One option is to run your company as a sole proprietor. This is ideal because you can file your taxes at the same time that you file your personal return. There is little paperwork that needs to be done, and you don't necessarily need to have a separate bank or checking account. The one downside is that there is no limited liability protection in the event that someone wins a judgement against your company.

Limited Liability Companies May Be Ideal

A limited liability company (LLC) is a hybrid between a sole proprietorship and a corporation. The LLC may be a single-member entity that receives pass-through tax treatment. However, it can also choose to be taxed like either an s-corporation or a c-corporation. Unlike a corporation, an LLC doesn't need to have a shareholder meeting or engage in much of the record keeping that traditional or small business corporations are required to do.

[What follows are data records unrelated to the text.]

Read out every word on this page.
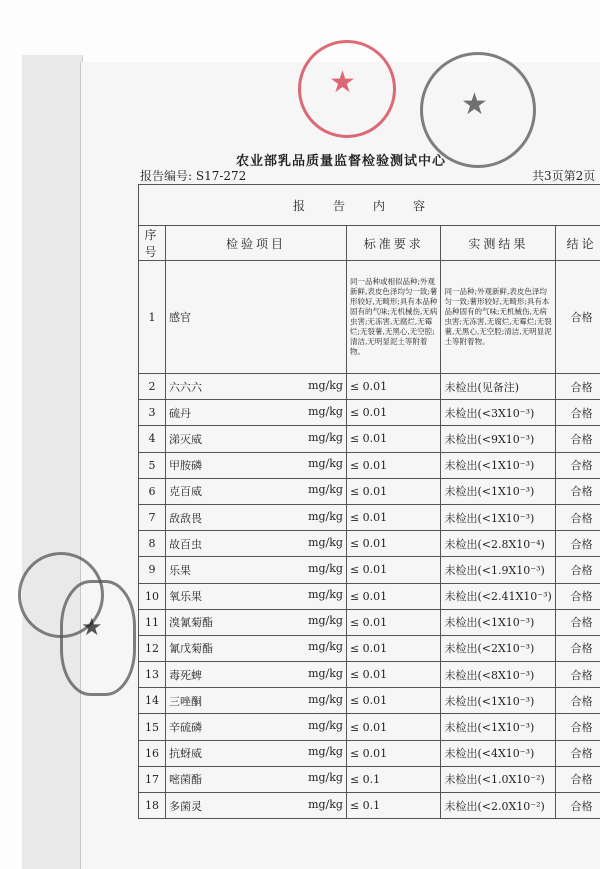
★
★
★
农业部乳品质量监督检验测试中心
报告编号: S17-272	共3页第2页
报告内容				
序号	检验项目	标准要求	实测结果	结论
1	感官	同一品种或相似品种;外观新鲜,表皮色泽均匀一致;薯形较好,无畸形;具有本品种固有的气味;无机械伤,无病虫害;无冻害,无腐烂,无霉烂;无裂薯,无黑心,无空腔;清洁,无明显泥土等附着物。	同一品种;外观新鲜,表皮色泽均匀一致;薯形较好,无畸形;具有本品种固有的气味;无机械伤,无病虫害;无冻害,无腐烂,无霉烂;无裂薯,无黑心,无空腔;清洁,无明显泥土等附着物。	合格
2	六六六 mg/kg	≤ 0.01	未检出(见备注)	合格
3	硫丹 mg/kg	≤ 0.01	未检出(<3X10⁻³)	合格
4	涕灭威 mg/kg	≤ 0.01	未检出(<9X10⁻³)	合格
5	甲胺磷 mg/kg	≤ 0.01	未检出(<1X10⁻³)	合格
6	克百威 mg/kg	≤ 0.01	未检出(<1X10⁻³)	合格
7	敌敌畏 mg/kg	≤ 0.01	未检出(<1X10⁻³)	合格
8	故百虫 mg/kg	≤ 0.01	未检出(<2.8X10⁻⁴)	合格
9	乐果 mg/kg	≤ 0.01	未检出(<1.9X10⁻³)	合格
10	氧乐果 mg/kg	≤ 0.01	未检出(<2.41X10⁻³)	合格
11	溴氰菊酯 mg/kg	≤ 0.01	未检出(<1X10⁻³)	合格
12	氰戊菊酯 mg/kg	≤ 0.01	未检出(<2X10⁻³)	合格
13	毒死蜱 mg/kg	≤ 0.01	未检出(<8X10⁻³)	合格
14	三唑酮 mg/kg	≤ 0.01	未检出(<1X10⁻³)	合格
15	辛硫磷 mg/kg	≤ 0.01	未检出(<1X10⁻³)	合格
16	抗蚜威 mg/kg	≤ 0.01	未检出(<4X10⁻³)	合格
17	嘧菌酯 mg/kg	≤ 0.1	未检出(<1.0X10⁻²)	合格
18	多菌灵 mg/kg	≤ 0.1	未检出(<2.0X10⁻²)	合格
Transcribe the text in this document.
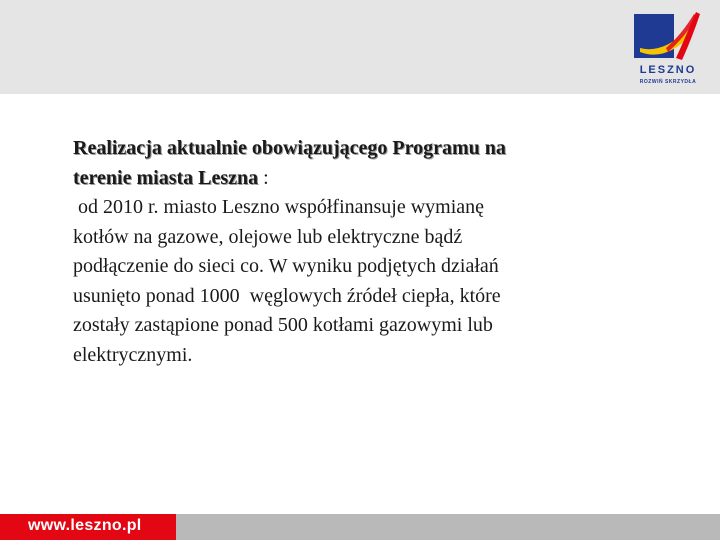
LESZNO
ROZWIŃ SKRZYDŁA

Realizacja aktualnie obowiązującego Programu na

terenie miasta Leszna :

od 2010 r. miasto Leszno współfinansuje wymianę

kotłów na gazowe, olejowe lub elektryczne bądź

podłączenie do sieci co. W wyniku podjętych działań

usunięto ponad 1000  węglowych źródeł ciepła, które

zostały zastąpione ponad 500 kotłami gazowymi lub

elektrycznymi.

www.leszno.pl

Why Choose a Corporate Entity?

However, this doesn't mean that you won't receive maximum benefits from choosing to operate as an actual corporation. For some investors, it is easier to work with a company that is structured in this manner. It gives the company credibility while creating the perception that it will be around for a long time. Investors also know that the owner of the company isn't going to go bankrupt if anything happens or that he or she can take money out of the company without a record of such a transaction taking place.

You Are Allowed to Change Your Mind

It is important to note that you are allowed to change your company structure at any time. This means that a sole proprietor could change into a corporation while a corporation could convert to an LLC in some cases. If you do choose to change your corporate structure, you may have to alert relevant government agencies as well as your shareholders or other relevant parties.

Part of being a successful business owner is being organized in a manner that helps the business maximize its profit potential. With the right structure, you may be able to maximize the benefits of any losses incurred while also making it easier to solicit investors or get bank loans.